1909
The Upper Allegheny

The Upper Allegheny. Above Oil City, Venango County the Allegheny itself is clear, and also forms a fine collecting ground for the zoologist. This is especially true for the fish fauna and the fauna of fresh-water mollusks. This good condition continues up to the New York state line in Warren County. Of the tributaries, Oil Creek is badly polluted at Oil City, where it falls into the Allegheny, but it is pure at its headwaters. The intermediate parts have not been studied by the writer, so that he cannot name the exact spot where the pollution begins.
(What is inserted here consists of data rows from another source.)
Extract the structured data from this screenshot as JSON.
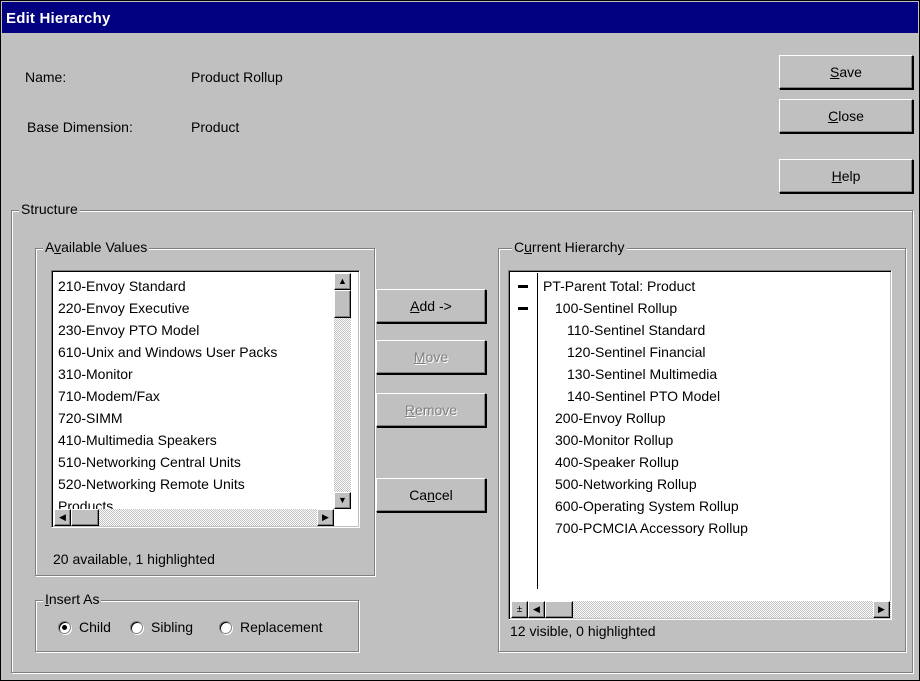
{
  "window": {
    "title": "Edit Hierarchy"
  },
  "fields": {
    "name_label": "Name:",
    "name_value": "Product Rollup",
    "base_label": "Base Dimension:",
    "base_value": "Product"
  },
  "buttons": {
    "save": "Save",
    "close": "Close",
    "help": "Help",
    "add": "Add ->",
    "move": "Move",
    "remove": "Remove",
    "cancel": "Cancel"
  },
  "structure": {
    "label": "Structure",
    "available": {
      "label": "Available Values",
      "items": [
        "210-Envoy Standard",
        "220-Envoy Executive",
        "230-Envoy PTO Model",
        "610-Unix and Windows User Packs",
        "310-Monitor",
        "710-Modem/Fax",
        "720-SIMM",
        "410-Multimedia Speakers",
        "510-Networking Central Units",
        "520-Networking Remote Units",
        "Products"
      ],
      "status": "20 available, 1 highlighted"
    },
    "current": {
      "label": "Current Hierarchy",
      "items": [
        "PT-Parent Total: Product",
        "100-Sentinel Rollup",
        "110-Sentinel Standard",
        "120-Sentinel Financial",
        "130-Sentinel Multimedia",
        "140-Sentinel PTO Model",
        "200-Envoy Rollup",
        "300-Monitor Rollup",
        "400-Speaker Rollup",
        "500-Networking Rollup",
        "600-Operating System Rollup",
        "700-PCMCIA Accessory Rollup"
      ],
      "status": "12 visible, 0 highlighted"
    },
    "insert_as": {
      "label": "Insert As",
      "options": [
        "Child",
        "Sibling",
        "Replacement"
      ],
      "selected": "Child"
    }
  },
  "icons": {
    "collapse": "minus-icon",
    "expand_toggle": "plus-minus-icon",
    "scroll_up": "arrow-up-icon",
    "scroll_down": "arrow-down-icon",
    "scroll_left": "arrow-left-icon",
    "scroll_right": "arrow-right-icon"
  },
  "colors": {
    "titlebar": "#000080",
    "face": "#c0c0c0",
    "list_bg": "#ffffff"
  }
}
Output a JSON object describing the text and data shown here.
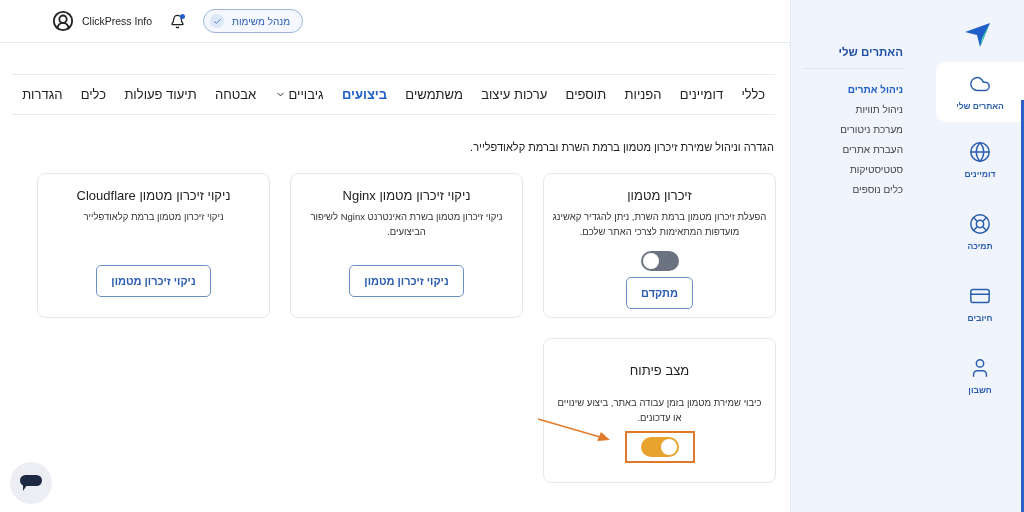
{
  "header": {
    "user_name": "ClickPress Info",
    "notifications_unread": true,
    "task_button": "מנהל משימות"
  },
  "tabs": [
    {
      "label": "כללי",
      "selected": false
    },
    {
      "label": "דומיינים",
      "selected": false
    },
    {
      "label": "הפניות",
      "selected": false
    },
    {
      "label": "תוספים",
      "selected": false
    },
    {
      "label": "ערכות עיצוב",
      "selected": false
    },
    {
      "label": "משתמשים",
      "selected": false
    },
    {
      "label": "ביצועים",
      "selected": true
    },
    {
      "label": "גיבויים",
      "selected": false,
      "dropdown": true
    },
    {
      "label": "אבטחה",
      "selected": false
    },
    {
      "label": "תיעוד פעולות",
      "selected": false
    },
    {
      "label": "כלים",
      "selected": false
    },
    {
      "label": "הגדרות",
      "selected": false
    }
  ],
  "description": "הגדרה וניהול שמירת זיכרון מטמון ברמת השרת וברמת קלאודפלייר.",
  "cards": [
    {
      "kind": "toggle",
      "title": "זיכרון מטמון",
      "text": "הפעלת זיכרון מטמון ברמת השרת, ניתן להגדיר קאשינג מועדפות המתאימות לצרכי האתר שלכם.",
      "on": false,
      "highlighted": false,
      "button": "מתקדם"
    },
    {
      "kind": "button",
      "title": "ניקוי זיכרון מטמון Nginx",
      "text": "ניקוי זיכרון מטמון בשרת האינטרנט Nginx לשיפור הביצועים.",
      "button": "ניקוי זיכרון מטמון"
    },
    {
      "kind": "button",
      "title": "ניקוי זיכרון מטמון Cloudflare",
      "text": "ניקוי זיכרון מטמון ברמת קלאודפלייר",
      "button": "ניקוי זיכרון מטמון"
    },
    {
      "kind": "toggle",
      "title": "מצב פיתוח",
      "text": "כיבוי שמירת מטמון בזמן עבודה באתר, ביצוע שינויים או עדכונים.",
      "on": true,
      "highlighted": true
    }
  ],
  "submenu": {
    "title": "האתרים שלי",
    "items": [
      {
        "label": "ניהול אתרים",
        "selected": true
      },
      {
        "label": "ניהול תוויות",
        "selected": false
      },
      {
        "label": "מערכת ניטורים",
        "selected": false
      },
      {
        "label": "העברת אתרים",
        "selected": false
      },
      {
        "label": "סטטיסטיקות",
        "selected": false
      },
      {
        "label": "כלים נוספים",
        "selected": false
      }
    ]
  },
  "rail": [
    {
      "label": "האתרים שלי",
      "selected": true
    },
    {
      "label": "דומיינים",
      "selected": false
    },
    {
      "label": "תמיכה",
      "selected": false
    },
    {
      "label": "חיובים",
      "selected": false
    },
    {
      "label": "חשבון",
      "selected": false
    }
  ]
}
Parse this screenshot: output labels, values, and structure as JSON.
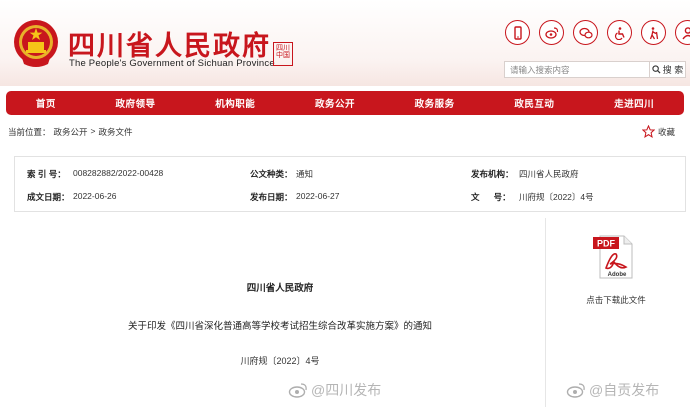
{
  "header": {
    "title": "四川省人民政府",
    "subtitle": "The People's Government of Sichuan Province",
    "seal_text": "四川·中国",
    "tool_icons": [
      "mobile-icon",
      "weibo-icon",
      "wechat-icon",
      "accessibility-icon",
      "elder-care-icon",
      "user-icon"
    ]
  },
  "search": {
    "placeholder": "请输入搜索内容",
    "button_label": "搜 索"
  },
  "nav": {
    "items": [
      {
        "label": "首页"
      },
      {
        "label": "政府领导"
      },
      {
        "label": "机构职能"
      },
      {
        "label": "政务公开"
      },
      {
        "label": "政务服务"
      },
      {
        "label": "政民互动"
      },
      {
        "label": "走进四川"
      }
    ]
  },
  "breadcrumb": {
    "prefix": "当前位置：",
    "items": [
      "政务公开",
      "政务文件"
    ],
    "separator": ">"
  },
  "favorite": {
    "label": "收藏"
  },
  "meta": {
    "index_key": "索 引 号：",
    "index_value": "008282882/2022-00428",
    "category_key": "公文种类：",
    "category_value": "通知",
    "issuer_key": "发布机构：",
    "issuer_value": "四川省人民政府",
    "created_key": "成文日期：",
    "created_value": "2022-06-26",
    "published_key": "发布日期：",
    "published_value": "2022-06-27",
    "docno_key": "文      号：",
    "docno_value": "川府规〔2022〕4号"
  },
  "document": {
    "issuer": "四川省人民政府",
    "title": "关于印发《四川省深化普通高等学校考试招生综合改革实施方案》的通知",
    "number": "川府规〔2022〕4号"
  },
  "download": {
    "pdf_label": "PDF",
    "pdf_brand": "Adobe",
    "label": "点击下载此文件"
  },
  "watermarks": [
    {
      "text": "@四川发布"
    },
    {
      "text": "@自贡发布"
    }
  ],
  "colors": {
    "brand_red": "#c8161d",
    "nav_text": "#ffffff"
  }
}
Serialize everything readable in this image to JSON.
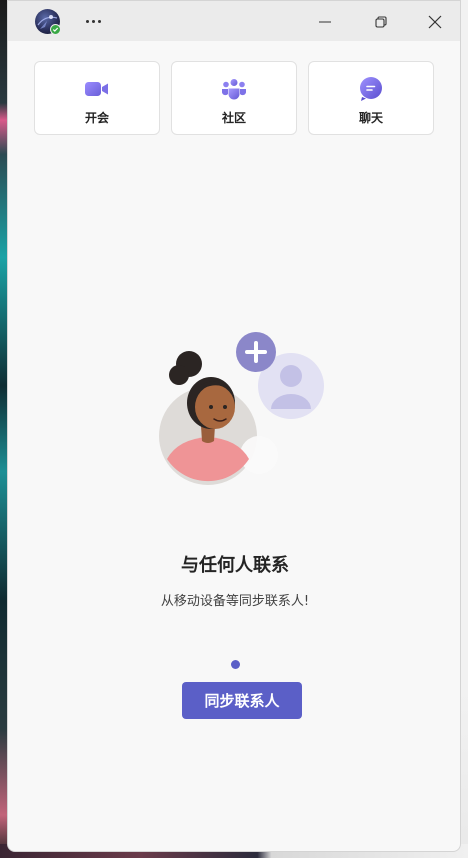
{
  "titlebar": {
    "avatar_icon": "user-avatar",
    "presence": "available",
    "presence_color": "#39a845",
    "more_icon": "more-horizontal-icon",
    "controls": [
      "minimize-icon",
      "restore-icon",
      "close-icon"
    ]
  },
  "quick_actions": [
    {
      "label": "开会",
      "icon": "video-camera-icon"
    },
    {
      "label": "社区",
      "icon": "people-community-icon"
    },
    {
      "label": "聊天",
      "icon": "chat-bubble-icon"
    }
  ],
  "main": {
    "headline": "与任何人联系",
    "subline": "从移动设备等同步联系人!",
    "pager": {
      "current": 1,
      "total": 1
    },
    "sync_button_label": "同步联系人"
  },
  "colors": {
    "accent": "#5b5fc7",
    "window_bg": "#f8f8f8",
    "titlebar_bg": "#ebebeb"
  }
}
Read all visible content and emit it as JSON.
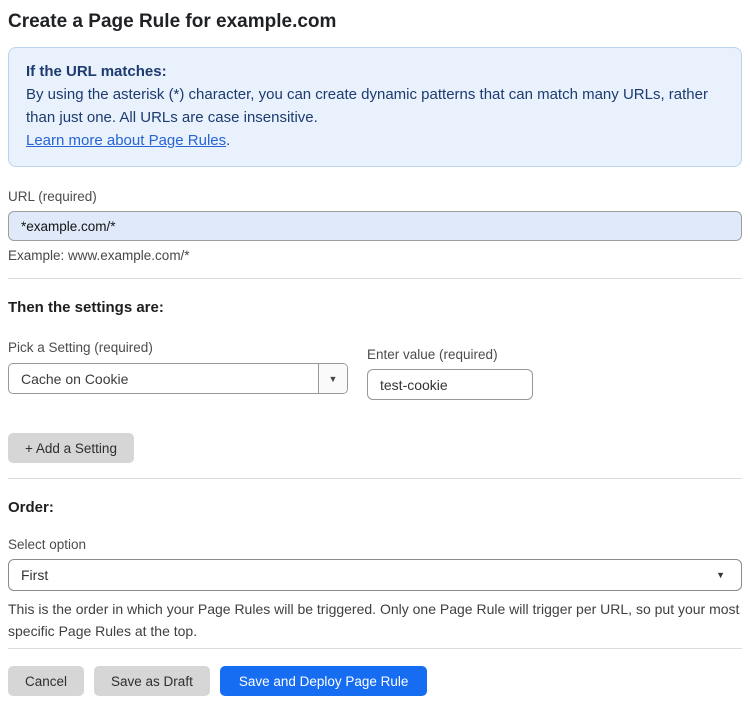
{
  "page": {
    "title": "Create a Page Rule for example.com"
  },
  "info_box": {
    "heading": "If the URL matches:",
    "body": "By using the asterisk (*) character, you can create dynamic patterns that can match many URLs, rather than just one. All URLs are case insensitive.",
    "link_label": "Learn more about Page Rules",
    "link_suffix": "."
  },
  "url_field": {
    "label": "URL (required)",
    "value": "*example.com/*",
    "helper": "Example: www.example.com/*"
  },
  "settings_section": {
    "heading": "Then the settings are:",
    "setting_picker": {
      "label": "Pick a Setting (required)",
      "selected": "Cache on Cookie"
    },
    "value_field": {
      "label": "Enter value (required)",
      "value": "test-cookie"
    },
    "add_setting_label": "+ Add a Setting"
  },
  "order_section": {
    "heading": "Order:",
    "select_label": "Select option",
    "selected_option": "First",
    "helper": "This is the order in which your Page Rules will be triggered. Only one Page Rule will trigger per URL, so put your most specific Page Rules at the top."
  },
  "footer": {
    "cancel_label": "Cancel",
    "save_draft_label": "Save as Draft",
    "save_deploy_label": "Save and Deploy Page Rule"
  },
  "icons": {
    "dropdown_arrow": "▼"
  },
  "colors": {
    "info_box_bg": "#e8f1fc",
    "info_box_border": "#bcd3ef",
    "info_text": "#1d3b6f",
    "link": "#2764d6",
    "url_input_bg": "#dfe9fa",
    "primary_button": "#176df2",
    "gray_button": "#d6d6d6"
  }
}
It is due chiefly to oil refineries. Tionesta Creek, in Forest County, is polluted by chemical refuse, at least where it enters the Allegheny; the upper parts have not been investigated. Brokenstraw Creek, in Warren County, is in a fair condition, but it belongs to the class of streams which improve during their course: its headwaters are polluted by refuse from tanneries at Cory in Erie County. Conewango Creek, in Warren County, which brings the outflow of Chautauqua Lake in New York, is good. The headwaters of the Allegheny in McKean and Potter Counties are generally good, but there are some tributaries which are polluted, for instance, Potato Creek, in McKean County (polluted by chemical factories). Where Potato Creek falls into the Allegheny is in a very bad condition, but its size is not sufficient to influence the Allegheny noticeably".

from "The Destruction of Fresh Water Fauna in Western PA", pp. 104-107. Dr. A. E. Ortmann. Reprinted from Proceedings of the American Philosophical Society, Vol. XLVIII, No. 191, 1909. Ortmann was Chief Zoologist, Carnegie Institute, Pittsburgh.